Here’s a handy little experiment you can perform in order to test the political literacy of Canada’s socialists and social democrats.

First, bear these three things in mind:

1) Canada’s engagement in Afghanistan represents one of the largest military mobilizations in this country’s history. 2) Canada is among the world’s top three contributors of military equipment and expertise to the African Union’s faltering efforts to stem the ongoing genocide in Sudan’s Darfur region. 3) In Haiti, Canadian police and Elections Canada officials are working with the United Nations to help Haitians rebuild some democratic capacity from the rubble of their country’s gang-riddled political culture.

Here’s the experiment.

Ask a true-blue New Democratic Party supporter what the NDP’s position is, exactly, on Canada's engagement in Afghanistan, Darfur or Haiti.

Here’s the answer you’re likely to get: Gee. Dunno.

I always find this astonishing. The NDP is Canada’s party of the Left, but on these questions, the NDP has managed to be utterly opaque, or silent, or contradictory, and to many NDP supporters, it doesn’t seem to matter.
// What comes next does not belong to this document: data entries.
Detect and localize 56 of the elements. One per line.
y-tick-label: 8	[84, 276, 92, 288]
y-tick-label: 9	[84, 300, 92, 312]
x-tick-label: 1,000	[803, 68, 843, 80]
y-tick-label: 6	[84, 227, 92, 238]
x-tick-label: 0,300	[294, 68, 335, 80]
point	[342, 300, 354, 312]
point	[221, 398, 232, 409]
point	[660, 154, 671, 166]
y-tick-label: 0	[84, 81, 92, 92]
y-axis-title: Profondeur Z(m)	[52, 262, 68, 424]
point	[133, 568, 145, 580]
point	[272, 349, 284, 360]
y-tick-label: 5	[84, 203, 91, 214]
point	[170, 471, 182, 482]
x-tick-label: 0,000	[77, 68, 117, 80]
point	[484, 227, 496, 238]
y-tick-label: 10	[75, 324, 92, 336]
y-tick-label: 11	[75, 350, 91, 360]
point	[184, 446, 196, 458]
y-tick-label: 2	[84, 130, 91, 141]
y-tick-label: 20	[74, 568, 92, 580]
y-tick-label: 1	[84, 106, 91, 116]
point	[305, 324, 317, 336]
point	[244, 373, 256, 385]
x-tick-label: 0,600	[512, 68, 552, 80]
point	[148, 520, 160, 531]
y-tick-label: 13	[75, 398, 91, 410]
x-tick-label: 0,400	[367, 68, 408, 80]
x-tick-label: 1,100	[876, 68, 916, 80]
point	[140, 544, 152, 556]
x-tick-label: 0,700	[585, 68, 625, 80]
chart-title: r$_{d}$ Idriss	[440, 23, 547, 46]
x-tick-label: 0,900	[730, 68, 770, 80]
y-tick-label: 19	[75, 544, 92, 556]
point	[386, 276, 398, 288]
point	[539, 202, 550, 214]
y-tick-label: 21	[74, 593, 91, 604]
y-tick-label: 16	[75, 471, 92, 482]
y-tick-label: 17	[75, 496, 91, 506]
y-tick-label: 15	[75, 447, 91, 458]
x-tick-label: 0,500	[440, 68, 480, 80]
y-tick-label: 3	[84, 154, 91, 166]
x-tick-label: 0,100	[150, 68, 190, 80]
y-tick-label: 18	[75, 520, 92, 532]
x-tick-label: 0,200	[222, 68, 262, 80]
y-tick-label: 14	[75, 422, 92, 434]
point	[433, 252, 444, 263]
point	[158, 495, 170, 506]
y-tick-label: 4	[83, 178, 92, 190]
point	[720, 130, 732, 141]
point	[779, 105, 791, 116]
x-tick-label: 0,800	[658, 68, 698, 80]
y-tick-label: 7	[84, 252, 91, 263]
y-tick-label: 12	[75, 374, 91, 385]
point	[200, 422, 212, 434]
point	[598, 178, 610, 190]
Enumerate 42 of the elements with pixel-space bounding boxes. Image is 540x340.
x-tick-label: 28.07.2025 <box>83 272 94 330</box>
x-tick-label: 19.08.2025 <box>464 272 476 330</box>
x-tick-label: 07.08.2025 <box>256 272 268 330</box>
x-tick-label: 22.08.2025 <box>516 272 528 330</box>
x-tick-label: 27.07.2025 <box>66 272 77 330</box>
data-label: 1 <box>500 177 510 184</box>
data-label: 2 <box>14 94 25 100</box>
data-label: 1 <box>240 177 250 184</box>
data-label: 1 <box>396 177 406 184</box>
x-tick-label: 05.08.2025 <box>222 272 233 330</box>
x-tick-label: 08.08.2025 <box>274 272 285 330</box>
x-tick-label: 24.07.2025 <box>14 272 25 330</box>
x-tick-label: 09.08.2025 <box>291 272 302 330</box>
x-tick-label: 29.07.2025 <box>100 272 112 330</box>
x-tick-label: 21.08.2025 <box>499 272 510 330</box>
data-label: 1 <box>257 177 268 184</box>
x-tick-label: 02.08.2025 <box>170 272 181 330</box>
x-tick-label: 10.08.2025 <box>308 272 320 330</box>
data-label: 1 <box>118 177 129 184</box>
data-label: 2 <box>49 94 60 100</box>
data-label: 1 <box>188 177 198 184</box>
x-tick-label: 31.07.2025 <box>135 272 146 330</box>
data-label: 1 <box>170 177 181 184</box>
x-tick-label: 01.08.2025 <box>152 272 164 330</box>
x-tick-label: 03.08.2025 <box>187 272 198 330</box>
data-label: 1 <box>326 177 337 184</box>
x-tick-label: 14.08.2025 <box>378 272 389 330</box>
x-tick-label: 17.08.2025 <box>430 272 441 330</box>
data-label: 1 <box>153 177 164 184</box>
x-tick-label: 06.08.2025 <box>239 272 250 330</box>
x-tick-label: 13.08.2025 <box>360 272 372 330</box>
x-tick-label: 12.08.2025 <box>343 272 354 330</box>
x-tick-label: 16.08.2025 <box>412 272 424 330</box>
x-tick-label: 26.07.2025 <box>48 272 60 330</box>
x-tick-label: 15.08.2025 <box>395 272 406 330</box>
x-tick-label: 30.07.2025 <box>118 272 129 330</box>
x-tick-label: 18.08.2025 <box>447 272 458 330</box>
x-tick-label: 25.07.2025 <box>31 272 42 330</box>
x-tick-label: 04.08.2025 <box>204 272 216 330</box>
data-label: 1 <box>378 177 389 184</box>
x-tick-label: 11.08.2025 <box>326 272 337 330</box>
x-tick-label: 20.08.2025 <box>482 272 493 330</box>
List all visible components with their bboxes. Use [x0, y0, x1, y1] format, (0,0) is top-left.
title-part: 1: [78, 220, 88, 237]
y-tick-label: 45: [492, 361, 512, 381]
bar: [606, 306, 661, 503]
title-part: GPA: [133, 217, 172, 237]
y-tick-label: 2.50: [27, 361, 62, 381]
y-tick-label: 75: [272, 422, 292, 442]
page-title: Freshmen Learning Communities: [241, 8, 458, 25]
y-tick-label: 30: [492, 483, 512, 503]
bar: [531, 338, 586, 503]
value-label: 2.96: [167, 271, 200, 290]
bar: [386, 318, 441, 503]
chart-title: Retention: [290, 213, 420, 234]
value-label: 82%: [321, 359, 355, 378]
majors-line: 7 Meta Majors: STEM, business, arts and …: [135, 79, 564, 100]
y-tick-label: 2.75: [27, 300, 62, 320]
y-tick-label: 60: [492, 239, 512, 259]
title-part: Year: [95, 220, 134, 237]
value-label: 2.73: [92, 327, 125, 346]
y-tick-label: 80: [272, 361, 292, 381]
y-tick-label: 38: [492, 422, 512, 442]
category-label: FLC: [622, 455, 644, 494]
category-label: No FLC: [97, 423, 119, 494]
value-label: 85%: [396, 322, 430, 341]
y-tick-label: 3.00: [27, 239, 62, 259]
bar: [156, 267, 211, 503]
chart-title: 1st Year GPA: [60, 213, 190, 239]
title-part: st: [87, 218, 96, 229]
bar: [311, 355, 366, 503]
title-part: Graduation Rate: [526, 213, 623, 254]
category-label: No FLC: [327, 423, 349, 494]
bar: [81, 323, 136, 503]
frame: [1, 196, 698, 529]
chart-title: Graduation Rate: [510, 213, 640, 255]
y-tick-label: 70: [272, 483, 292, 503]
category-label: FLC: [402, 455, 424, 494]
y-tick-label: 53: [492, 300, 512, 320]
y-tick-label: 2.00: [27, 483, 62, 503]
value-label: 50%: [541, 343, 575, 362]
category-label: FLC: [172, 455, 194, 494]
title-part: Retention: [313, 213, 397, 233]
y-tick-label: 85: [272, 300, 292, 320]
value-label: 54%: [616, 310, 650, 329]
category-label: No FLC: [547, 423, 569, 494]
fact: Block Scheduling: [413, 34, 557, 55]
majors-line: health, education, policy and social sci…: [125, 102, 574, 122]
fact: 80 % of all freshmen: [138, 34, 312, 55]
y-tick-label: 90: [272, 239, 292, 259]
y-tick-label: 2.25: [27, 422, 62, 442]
Into that intellectual vacuum, Canada’s “anti-war” left has insinuated its own positions, which routinely consist of little more than a) run, and b) hide. If you’re the type that believes liberal democracy, socialism, and international solidarity require rather more robust positions than these, then you will be happy to meet Randall Garrison, the NDP’s candidate in Esquimalt – Juan de Fuca.

Garrison is unafraid to observe that an effective Canadian foreign policy will tend to require a strong military, and he is refreshingly unsatisfied with the substitution of American counterculture pieties for an independent and progressive Canadian foreign policy and military policy.

Garrison is also unafraid to admit that he doesn’t have all the answers. But when he says, “You know, if you were a woman or a gay person, what happened in Afghanistan wasn’t a war of occupation. It was a liberation,” then right away, you should recognize him as somebody who deserves to be taken seriously.

He’s also shown that he isn’t afraid of the heavy lifting involved in building peace and democracy. Keep an eye on him.